Our results showed a higher CoMiss score for CMPA-positive than CMPA-negative patients, with a pooled mean difference of 3.21 (–0.14 to 6.57). However, the result was statistically insignificant, possibly due to the small number of studies and small sample size. Therefore, we performed a leave-one-out meta-analysis that showed that the pooled result was affected by the study of Selbuz et al.23 On its removal, the overall effect became significant, with a mean difference of 4.61 (95% CI 2.07–7.16). This displays the ability of CoMiss in differentiating CMPA-positive from CMPA-negative patients.

Our study supports using the CoMiss system in monitoring the response to a cow’s milk-free diet. The analysis showed that on the elimination of cow’s milk for 2–4 weeks, the CoMiss score decreased significantly, with a mean difference of 7.88 (95% CI 7.04–8.72). We suggest a CoMiss cut-off of 9 in the Awareness of the symptoms related to CMPA, as evaluated by Salvatore et al.37 and showing the highest AUC of 91%. More studies are needed to validate the predictive ability of the CoMiss with this cut-off value. This is the first meta-analysis to evaluate the predictive ability of CoMiss and the first to analyze CoMiss in monitoring the response to a cow’s milk-free diet.

The presence of substantial heterogeneity is considered the only limitation. This may be related to different populations in geographical constraints, and severity of symptoms. The high heterogeneity is usually common in this design. Plana et al.38 analyzed 124 Cochrane DTA reviews. They found that most reviews described the subjective heterogeneity as moderate or extreme. However, we tried to address and treat this heterogeneity, firstly, we employed random effect models that consider the level of heterogeneity on pooling the overall effect, and we performed a leave-one-out meta-analysis to show the effect of every single study, which showed the effect of some studies as reported in the result, and threshold analysis to show the contribution of the different cut-off values to the heterogeneity (Insignificant Spearman’s correlation test).
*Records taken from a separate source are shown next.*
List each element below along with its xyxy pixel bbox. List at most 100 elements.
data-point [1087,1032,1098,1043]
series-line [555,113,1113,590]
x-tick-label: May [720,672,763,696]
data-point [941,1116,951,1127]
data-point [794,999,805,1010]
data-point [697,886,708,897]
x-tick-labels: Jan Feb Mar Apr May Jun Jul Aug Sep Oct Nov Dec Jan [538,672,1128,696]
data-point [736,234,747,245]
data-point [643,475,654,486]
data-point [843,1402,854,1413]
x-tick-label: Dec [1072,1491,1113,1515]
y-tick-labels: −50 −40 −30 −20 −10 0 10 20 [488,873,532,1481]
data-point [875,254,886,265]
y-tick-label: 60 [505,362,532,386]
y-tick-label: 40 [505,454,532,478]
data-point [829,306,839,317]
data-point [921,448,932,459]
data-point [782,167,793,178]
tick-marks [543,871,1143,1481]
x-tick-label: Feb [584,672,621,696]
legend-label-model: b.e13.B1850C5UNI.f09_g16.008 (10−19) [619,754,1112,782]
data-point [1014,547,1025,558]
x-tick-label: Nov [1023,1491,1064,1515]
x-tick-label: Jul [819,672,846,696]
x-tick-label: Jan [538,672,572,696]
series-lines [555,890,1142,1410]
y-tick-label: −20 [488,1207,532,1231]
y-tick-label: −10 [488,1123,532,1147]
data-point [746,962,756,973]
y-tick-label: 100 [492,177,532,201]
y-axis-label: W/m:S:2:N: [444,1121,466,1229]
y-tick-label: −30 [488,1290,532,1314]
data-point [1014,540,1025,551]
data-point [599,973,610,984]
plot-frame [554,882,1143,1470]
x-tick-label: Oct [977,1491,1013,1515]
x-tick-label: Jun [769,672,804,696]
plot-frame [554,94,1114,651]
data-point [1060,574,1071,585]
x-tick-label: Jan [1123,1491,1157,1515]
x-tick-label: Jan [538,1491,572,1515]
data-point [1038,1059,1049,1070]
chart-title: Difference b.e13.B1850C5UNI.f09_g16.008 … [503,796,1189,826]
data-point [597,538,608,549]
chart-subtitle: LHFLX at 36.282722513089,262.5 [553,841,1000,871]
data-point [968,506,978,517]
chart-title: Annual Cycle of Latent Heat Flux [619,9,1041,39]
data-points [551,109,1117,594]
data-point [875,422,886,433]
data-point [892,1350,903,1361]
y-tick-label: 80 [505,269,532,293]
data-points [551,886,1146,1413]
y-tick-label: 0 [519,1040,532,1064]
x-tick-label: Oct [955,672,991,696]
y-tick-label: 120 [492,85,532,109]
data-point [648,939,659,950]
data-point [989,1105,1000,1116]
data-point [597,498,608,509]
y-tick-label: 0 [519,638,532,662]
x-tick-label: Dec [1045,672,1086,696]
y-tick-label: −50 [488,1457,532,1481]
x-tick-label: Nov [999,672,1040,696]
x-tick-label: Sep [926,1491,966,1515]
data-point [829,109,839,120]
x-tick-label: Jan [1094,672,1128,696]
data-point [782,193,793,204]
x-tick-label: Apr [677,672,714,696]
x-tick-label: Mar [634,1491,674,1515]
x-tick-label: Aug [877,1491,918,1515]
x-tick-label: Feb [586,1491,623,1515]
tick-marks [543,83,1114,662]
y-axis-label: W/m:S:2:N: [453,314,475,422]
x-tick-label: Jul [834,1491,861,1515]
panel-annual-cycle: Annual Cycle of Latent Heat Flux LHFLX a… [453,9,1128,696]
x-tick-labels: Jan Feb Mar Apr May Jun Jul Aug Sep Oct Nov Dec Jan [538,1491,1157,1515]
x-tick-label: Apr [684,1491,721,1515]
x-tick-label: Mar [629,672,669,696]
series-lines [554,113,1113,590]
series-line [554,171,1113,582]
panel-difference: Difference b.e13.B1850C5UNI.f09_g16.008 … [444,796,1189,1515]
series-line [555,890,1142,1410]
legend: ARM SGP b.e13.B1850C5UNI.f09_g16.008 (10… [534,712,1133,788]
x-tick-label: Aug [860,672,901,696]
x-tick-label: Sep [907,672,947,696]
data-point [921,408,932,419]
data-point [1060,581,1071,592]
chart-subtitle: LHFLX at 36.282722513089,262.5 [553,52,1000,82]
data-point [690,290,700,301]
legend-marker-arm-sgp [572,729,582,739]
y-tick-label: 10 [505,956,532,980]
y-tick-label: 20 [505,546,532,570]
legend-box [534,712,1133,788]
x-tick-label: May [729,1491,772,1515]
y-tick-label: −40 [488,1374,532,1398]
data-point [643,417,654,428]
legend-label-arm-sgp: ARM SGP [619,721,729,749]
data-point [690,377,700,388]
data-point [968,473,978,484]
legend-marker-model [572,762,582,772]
Following strategies suggested by Cochrane book part two 9.5.3 to explore the heterogeneity, we performed a meta-regression analysis for potential covariates with available data, which can be sources of heterogeneity like age, country, and design of the included studies, we found a significant correlation with the country (p-value < 0.0001), however, there is no other significant correlation for other covariates. The amount of heterogeneity accounted for covariate of the country in the analysis comparing Mean COMISS between CMPA positive and CMPA negative is 94.3% and about 97.8% in the analysis comparing mean COMISS between baseline and after milk elimination. Thus, we performed a subgroup analysis by the country, the heterogeneity decreased significantly from 98% to 65% in the subgroup of studies performed in Belgium. We also conducted a separate analysis for each cut-off value.

Conclusion

CoMiss may be a promising symptom score in the screening of cow’s milk allergy and a useful tool in monitoring the response to a cow’s milk-free diet for 2 weeks. However, it needs to be updated to include all symptoms of CMA like anaphylaxis, colic, hematochezia, failure to thrive, angioedema, and iron deficiency anemia. More studies are needed to validate the CoMiss in the age above 6 months.